Troisième point : La situation des créanciers dans la mise en oeuvre du concordat préventif

Dès que le concordat préventif est homologué, il devient obligatoire pour tous les créanciers que leurs créances soient chirographaires ou garanties par une sûreté.

Les créanciers munis de sûretés réelles ne perdent pas leurs garanties, mais ne peuvent les réaliser qu' en d'annulation ou de résolution du concordat préventif auquel ils ont consenti ou qui leur a été imposé; or, selon l'article 140, l'action en annulation n'appartient qu'au seul représentant du Ministère Public qui apprécie l'opportunité de l'exercice ou non, et seulement en cas de dol.

En revanche, si le créancier peut exercer l'action en résolution du concordat, le tribunal peut  également se saisir d'office et prononcer la résolution à l'insu et contre la volonté des créanciers, ce qui constitue une grave atteinte aux principes du droit commun des contrats.

CREANCIERS PRIVILEGIES ET CREANCIERS CHIROGRAPHAIRES DANS
LA PROCEDURE DE LIQUIDATION DES BIENS
(Production et vérification des créances)

INTRODUCTION
La procédure de liquidation des biens intervient lorsque l'entreprise est en cessation de paiement et que sa situation ne permet plus d'espérer un redressement pour apurer son passif. En règle générale la juridiction compétente prononce la liquidation des biens dans trois cas:

-   Lorsque le débiteur n'a pas proposé de concordat de redressement;
-   S'il en a proposé un non suivi d'homologation;
-   Lorsque le concordat homologué est annulé.
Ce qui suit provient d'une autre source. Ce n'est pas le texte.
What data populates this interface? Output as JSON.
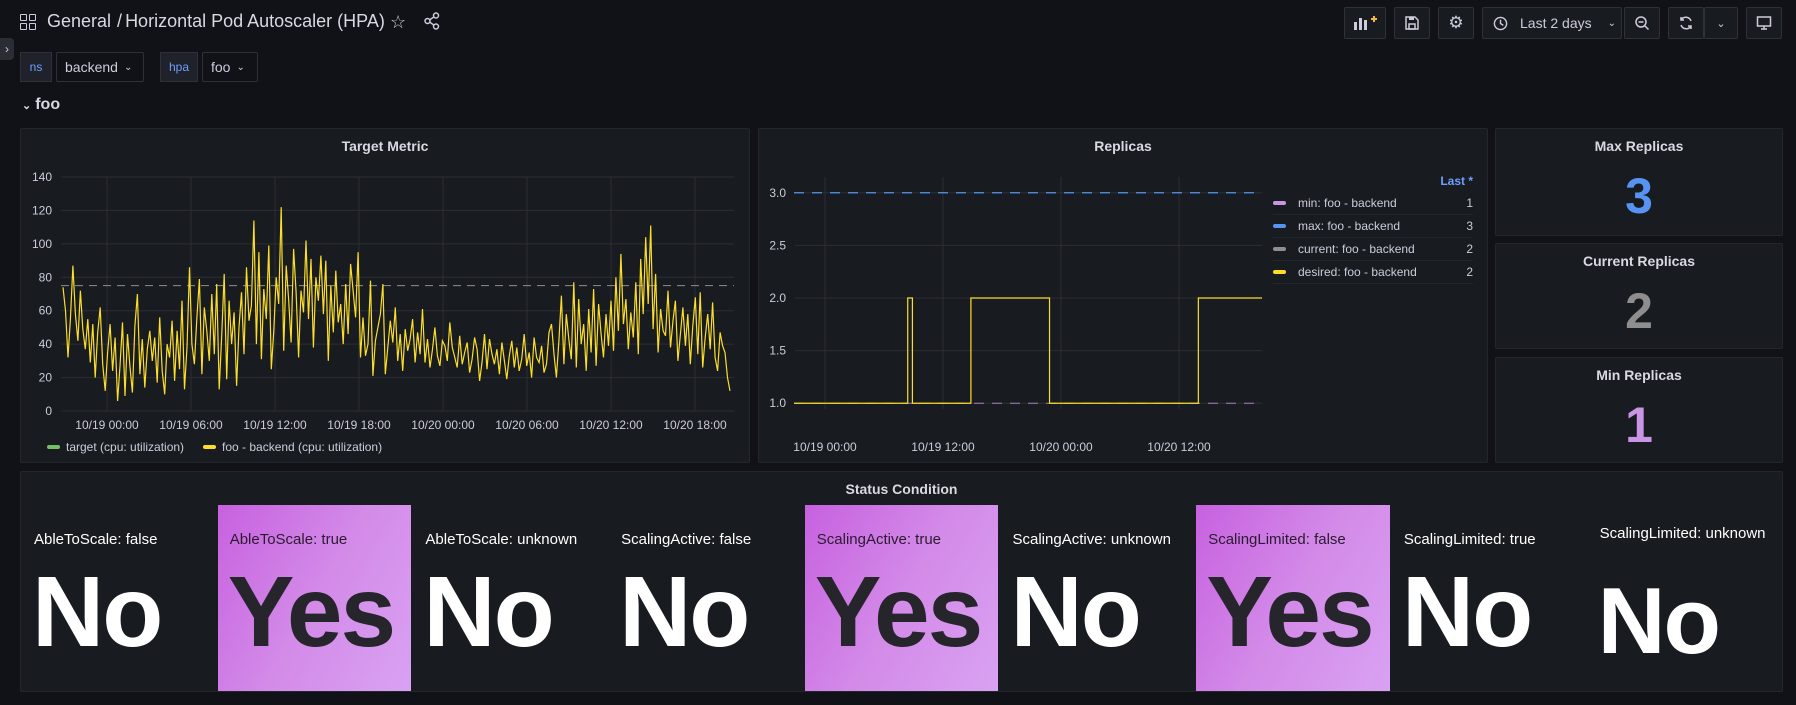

La liquidation des biens est un constat d'échec, l'entreprise n'a aucun avenir, elle doit disparaître. Il ne restera plus qu'à réaliser l'actif pour apurer le passif. Même là le passif sera apuré mais lus souvent, dans des conditions peu satisfaisantes, les créanciers ne touchant qu'une faible part de ce qui leur est dû, surtout s'ils sont de simples chirographaires.

Vis-à-vis des créanciers, il faut indiquer que le jugement d'ouverture de la liquidation des biens constitue les créanciers en une masse représentée par le syndic qui seul agit en son nom et dans 
l' intérêt collectif et peut l'engager. La masse est constituée par tous les créanciers dont la créance est antérieure à la décision d' ouverture même si l' exigibilité est fixé à une date ultérieure à condition que la créance ne soit opposable en vertu des articles 68 et 69 de l'Acte uniforme.

-   Le jugement emporte de plein droit une hypothèque au profit de la masse sur les biens du débiteur, biens prescrits et biens futurs.